Spatial Algorithms and Problem Solving
This course is targeted to students with a serious interest in geographical problem solving via underlying spatial algorithms. Students will learn how to compare and contrast different specific spatial algorithms for solving specific geographic problems and develop proficiency with encoding and implementing spatial algorithms in computer programs. Students taking this course will gain a broad interdisciplinary skill set in how to think spatially and computationally through critical engagement of geographical problem solving. (This class is restricted to undergraduate students with at least 2nd year standing.) Lecture 3 (Fall).
Cyber Security Policy and Law
Why are we still so bad at protecting computer systems?

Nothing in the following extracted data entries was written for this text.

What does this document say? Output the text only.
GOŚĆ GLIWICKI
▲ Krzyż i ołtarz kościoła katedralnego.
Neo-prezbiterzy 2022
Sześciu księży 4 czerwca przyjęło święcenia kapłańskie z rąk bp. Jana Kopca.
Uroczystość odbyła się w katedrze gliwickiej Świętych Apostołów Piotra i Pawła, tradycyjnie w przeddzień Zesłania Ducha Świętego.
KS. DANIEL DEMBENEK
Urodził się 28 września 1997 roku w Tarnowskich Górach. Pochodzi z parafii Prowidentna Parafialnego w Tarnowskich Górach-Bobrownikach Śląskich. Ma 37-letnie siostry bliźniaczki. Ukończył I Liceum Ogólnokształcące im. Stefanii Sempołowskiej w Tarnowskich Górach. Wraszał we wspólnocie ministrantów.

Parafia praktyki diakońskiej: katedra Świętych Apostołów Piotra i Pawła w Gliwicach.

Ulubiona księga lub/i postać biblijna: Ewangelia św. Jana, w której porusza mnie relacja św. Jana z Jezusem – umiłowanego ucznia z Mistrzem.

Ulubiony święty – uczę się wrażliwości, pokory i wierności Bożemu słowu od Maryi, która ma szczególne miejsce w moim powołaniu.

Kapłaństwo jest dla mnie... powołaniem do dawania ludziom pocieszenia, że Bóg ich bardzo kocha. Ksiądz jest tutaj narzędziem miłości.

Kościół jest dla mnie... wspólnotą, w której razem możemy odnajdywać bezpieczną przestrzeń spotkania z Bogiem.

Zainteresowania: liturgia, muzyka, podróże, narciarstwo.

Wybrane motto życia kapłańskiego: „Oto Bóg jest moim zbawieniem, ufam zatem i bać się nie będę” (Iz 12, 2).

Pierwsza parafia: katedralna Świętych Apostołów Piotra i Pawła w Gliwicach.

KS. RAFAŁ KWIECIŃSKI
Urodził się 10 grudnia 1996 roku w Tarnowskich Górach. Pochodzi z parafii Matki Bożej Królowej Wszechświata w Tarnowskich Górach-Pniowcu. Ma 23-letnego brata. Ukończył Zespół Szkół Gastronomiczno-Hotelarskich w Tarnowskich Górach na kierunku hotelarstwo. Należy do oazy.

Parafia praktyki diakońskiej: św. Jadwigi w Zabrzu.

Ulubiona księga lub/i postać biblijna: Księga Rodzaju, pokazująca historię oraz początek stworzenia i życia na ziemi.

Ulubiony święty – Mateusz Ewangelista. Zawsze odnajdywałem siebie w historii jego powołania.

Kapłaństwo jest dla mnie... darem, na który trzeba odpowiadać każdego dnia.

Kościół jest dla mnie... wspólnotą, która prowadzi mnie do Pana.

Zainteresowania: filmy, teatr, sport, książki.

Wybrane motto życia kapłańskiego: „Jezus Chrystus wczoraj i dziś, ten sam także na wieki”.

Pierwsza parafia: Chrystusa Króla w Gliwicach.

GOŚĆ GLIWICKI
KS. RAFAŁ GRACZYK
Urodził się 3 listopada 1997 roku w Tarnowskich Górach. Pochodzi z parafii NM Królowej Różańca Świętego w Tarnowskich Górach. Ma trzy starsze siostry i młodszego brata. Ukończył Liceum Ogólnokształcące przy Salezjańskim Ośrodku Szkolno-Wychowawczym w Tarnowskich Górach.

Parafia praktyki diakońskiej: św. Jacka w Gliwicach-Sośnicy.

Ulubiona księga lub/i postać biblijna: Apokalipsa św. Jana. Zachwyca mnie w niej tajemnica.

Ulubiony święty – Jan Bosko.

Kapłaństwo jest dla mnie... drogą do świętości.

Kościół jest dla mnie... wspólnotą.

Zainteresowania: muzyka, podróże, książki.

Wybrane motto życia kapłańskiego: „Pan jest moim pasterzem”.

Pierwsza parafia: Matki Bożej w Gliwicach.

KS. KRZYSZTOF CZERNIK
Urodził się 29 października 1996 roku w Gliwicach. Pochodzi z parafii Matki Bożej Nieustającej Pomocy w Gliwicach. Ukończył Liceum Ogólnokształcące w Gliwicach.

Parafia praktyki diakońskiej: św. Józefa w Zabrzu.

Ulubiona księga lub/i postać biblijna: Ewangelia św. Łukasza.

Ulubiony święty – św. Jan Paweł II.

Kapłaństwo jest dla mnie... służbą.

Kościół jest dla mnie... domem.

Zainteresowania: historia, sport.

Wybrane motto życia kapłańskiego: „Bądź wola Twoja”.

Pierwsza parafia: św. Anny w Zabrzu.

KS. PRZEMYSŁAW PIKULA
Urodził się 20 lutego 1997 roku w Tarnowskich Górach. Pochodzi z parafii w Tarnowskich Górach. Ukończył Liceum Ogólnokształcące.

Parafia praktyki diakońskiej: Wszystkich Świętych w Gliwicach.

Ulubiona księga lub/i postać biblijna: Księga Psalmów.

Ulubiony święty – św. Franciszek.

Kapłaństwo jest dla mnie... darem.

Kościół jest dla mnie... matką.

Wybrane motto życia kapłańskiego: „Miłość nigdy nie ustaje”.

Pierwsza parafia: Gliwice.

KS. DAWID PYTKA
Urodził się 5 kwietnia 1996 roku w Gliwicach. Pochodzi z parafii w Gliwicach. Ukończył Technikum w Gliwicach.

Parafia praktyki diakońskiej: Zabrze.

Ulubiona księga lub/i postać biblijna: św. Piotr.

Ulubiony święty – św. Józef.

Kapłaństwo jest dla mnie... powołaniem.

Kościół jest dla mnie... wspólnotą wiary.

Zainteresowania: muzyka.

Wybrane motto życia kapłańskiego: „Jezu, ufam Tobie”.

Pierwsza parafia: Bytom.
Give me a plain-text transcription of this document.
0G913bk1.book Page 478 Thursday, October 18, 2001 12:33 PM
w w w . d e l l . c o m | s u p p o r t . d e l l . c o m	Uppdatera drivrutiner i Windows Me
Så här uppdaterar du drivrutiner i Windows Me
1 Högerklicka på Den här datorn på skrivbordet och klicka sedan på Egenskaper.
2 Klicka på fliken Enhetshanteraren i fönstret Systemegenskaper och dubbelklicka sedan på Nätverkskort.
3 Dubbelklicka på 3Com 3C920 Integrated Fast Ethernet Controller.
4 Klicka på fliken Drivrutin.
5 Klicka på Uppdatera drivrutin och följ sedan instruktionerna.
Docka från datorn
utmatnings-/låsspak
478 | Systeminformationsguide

Is it because we don’t have good enough technology? Or because we lack sufficient economic incentives to implement that technology? Or because we implement technologies but then fail to use them correctly? Or because the laws governing computer security are so outdated? Or because our legal frameworks are ill-equipped to deal with an international threat landscape? All these reasons—and others— have been offered to explain why we seem to see more and more large-scale cybersecurity incidents and show no signs of getting better at preventing them. This course will examine the non-technical dimensions of this problem—the laws and other policy measures that govern computer security threats and incidents. We will focus primarily on U.S. policy but will also discuss relevant policies in the E.U. and China, as well as international tensions and norms. The
central themes of the course will be the ways in which technical challenges in security can be influenced by the social, political, economic, and legal landscapes, and what it means to protect against cybersecurity threats not just by writing better code but also by writing better policies and laws. Lecture 3 (Fall, Spring).